Configuring audit event archiving through the UI

To configure archiving for GCP, you must create a GCP service account specifically for audit event archiving, download the service account private key in JSON format, and then upload the service account private key to CDP.

In GCP, create a new GCS bucket or designate an existing bucket for audit archiving. Be sure to block all public access.
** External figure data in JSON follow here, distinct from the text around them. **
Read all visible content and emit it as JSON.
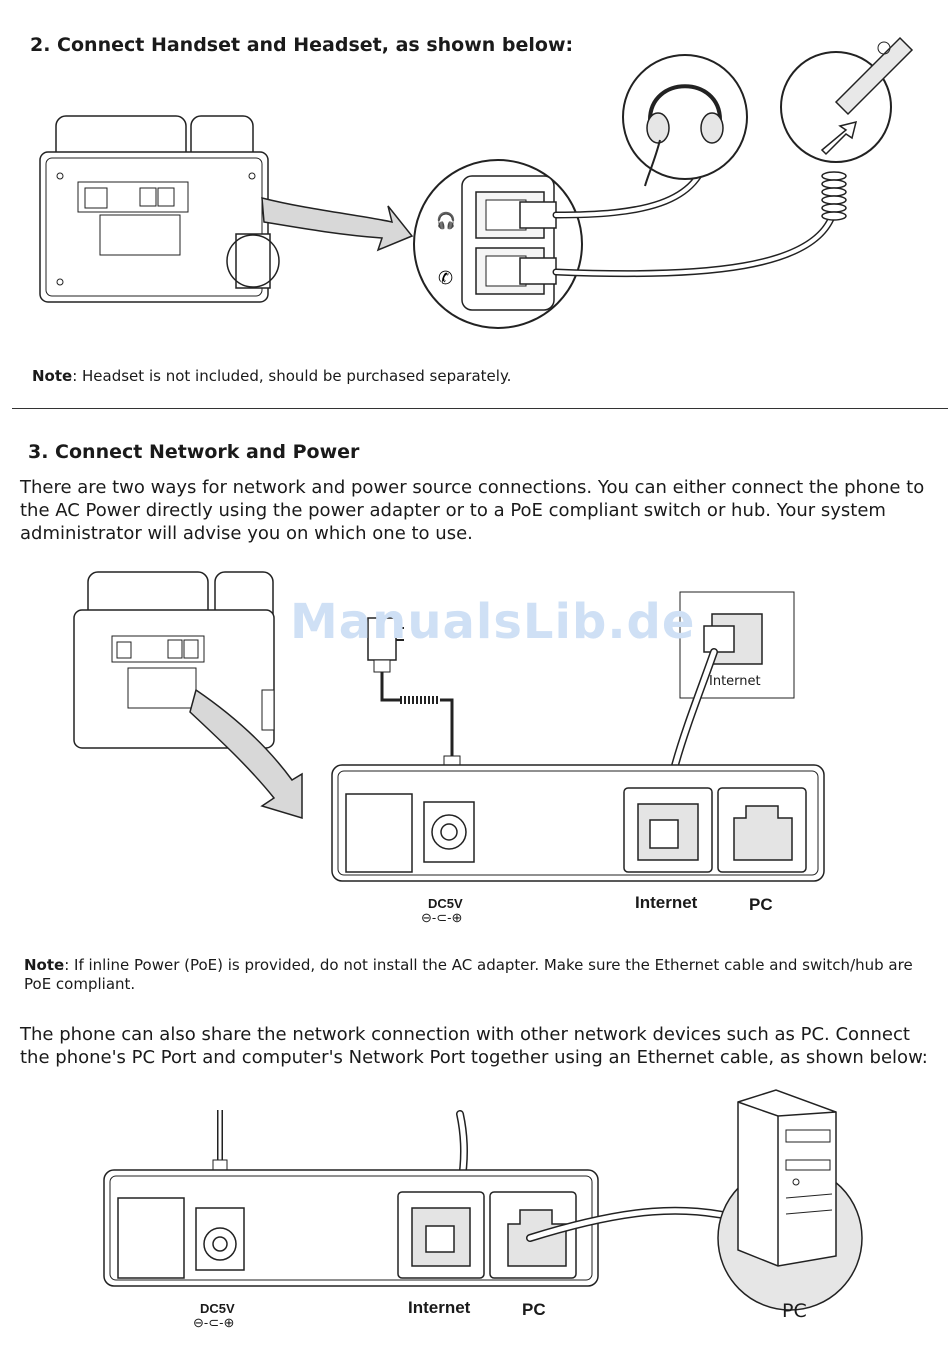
{
  "section2": {
    "title": "2. Connect Handset and Headset, as shown below:",
    "note_label": "Note",
    "note_text": ": Headset is not included, should be purchased separately."
  },
  "section3": {
    "title": "3. Connect Network and Power",
    "intro": "There are two ways for network and power source connections. You can either connect the phone to the AC Power directly using the power adapter or to a PoE compliant switch or hub. Your system administrator will advise you on which one to use.",
    "watermark": "ManualsLib.de",
    "diagram1": {
      "internet_box_label": "Internet",
      "dc_label": "DC5V",
      "dc_symbol": "⊖-⊂-⊕",
      "internet_label": "Internet",
      "pc_label": "PC"
    },
    "note_label": "Note",
    "note_text": ": If inline Power (PoE) is provided, do not install the AC adapter. Make sure the Ethernet cable and switch/hub are PoE compliant.",
    "share_text": "The phone can also share the network connection with other network devices such as PC. Connect the phone's PC Port and computer's Network Port together using an Ethernet cable, as shown below:",
    "diagram2": {
      "dc_label": "DC5V",
      "dc_symbol": "⊖-⊂-⊕",
      "internet_label": "Internet",
      "pc_label": "PC",
      "computer_label": "PC"
    }
  }
}
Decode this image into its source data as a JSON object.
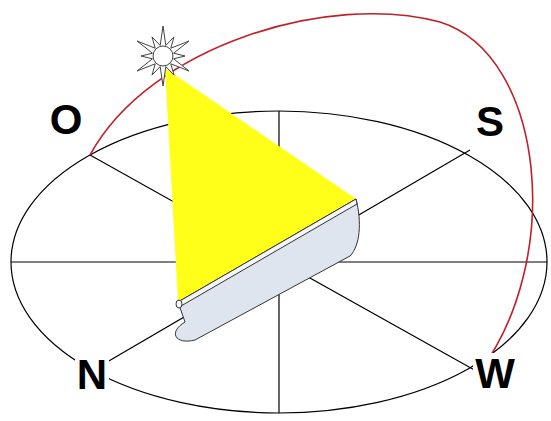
{
  "diagram": {
    "labels": [
      "O",
      "S",
      "N",
      "W"
    ]
  }
}
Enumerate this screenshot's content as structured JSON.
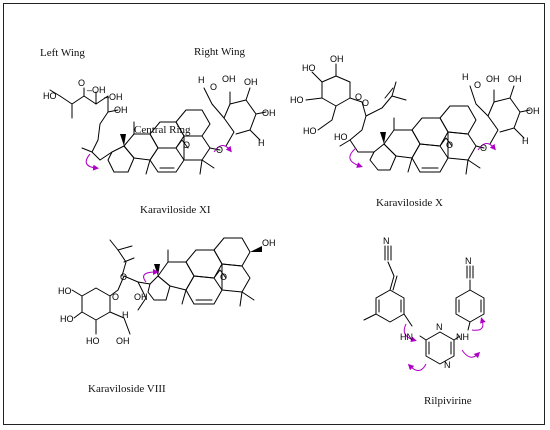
{
  "labels": {
    "left_wing": "Left Wing",
    "right_wing": "Right Wing",
    "central_ring": "Central Ring",
    "karaviloside_xi": "Karaviloside XI",
    "karaviloside_x": "Karaviloside X",
    "karaviloside_viii": "Karaviloside VIII",
    "rilpivirine": "Rilpivirine"
  },
  "atoms": {
    "O": "O",
    "OH": "OH",
    "HO": "HO",
    "H": "H",
    "HN": "HN",
    "NH": "NH",
    "N": "N"
  },
  "colors": {
    "arrow": "#b000c8",
    "frame": "#222222"
  }
}
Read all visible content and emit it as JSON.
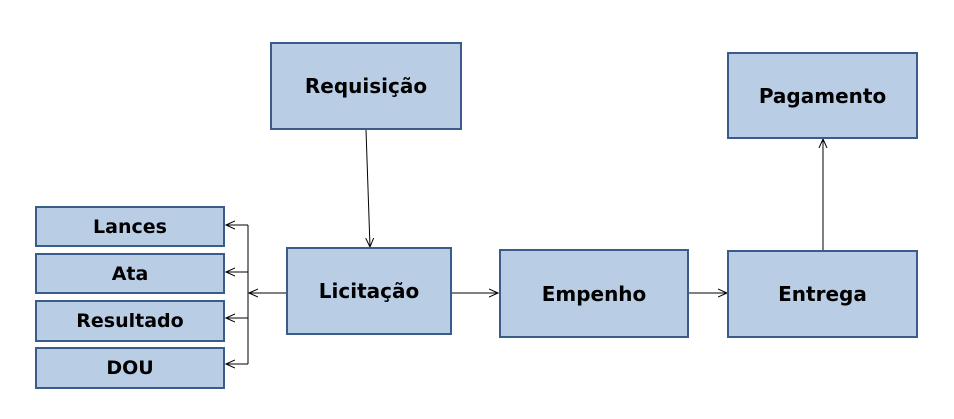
{
  "boxes": {
    "requisicao": "Requisição",
    "pagamento": "Pagamento",
    "licitacao": "Licitação",
    "empenho": "Empenho",
    "entrega": "Entrega",
    "lances": "Lances",
    "ata": "Ata",
    "resultado": "Resultado",
    "dou": "DOU"
  },
  "colors": {
    "box_fill": "#b9cde5",
    "box_border": "#385d8a",
    "line": "#000000"
  }
}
Audit events will be archived under the /cdp/cp folder, which will be created automatically by CDP.

Required Role: PowerUser

  1. Log in to the CDP interface.
  2. In the left-side navigation menu, click Global Settings > Audit Data Configuration and then click Create.
  3. Select the GCP icon.
  4. Copy the script provided into your terminal or Google Cloud Shell to create a new service account and generate the service account private key.
    When the script finishes running, it begins a download of the service account private key.
  5. When you have finished creating the new service account and have the service account private key, click Upload file on the Create Audit Credential page in CDP to upload the private key JSON to CDP.
  6. Click Create Credential.
  7. After the credential has been created, you must configure the audit data location. In the Storage location field, provide the full path to the GCS bucket that you created or designated to be the audit log bucket.
  8. Select the bucket region, then decide whether or not to export the audit logs to the configured storage location. You can also verify the configuration before saving.
  9. Click Save Configuration.
Audit event archiving configuration is complete.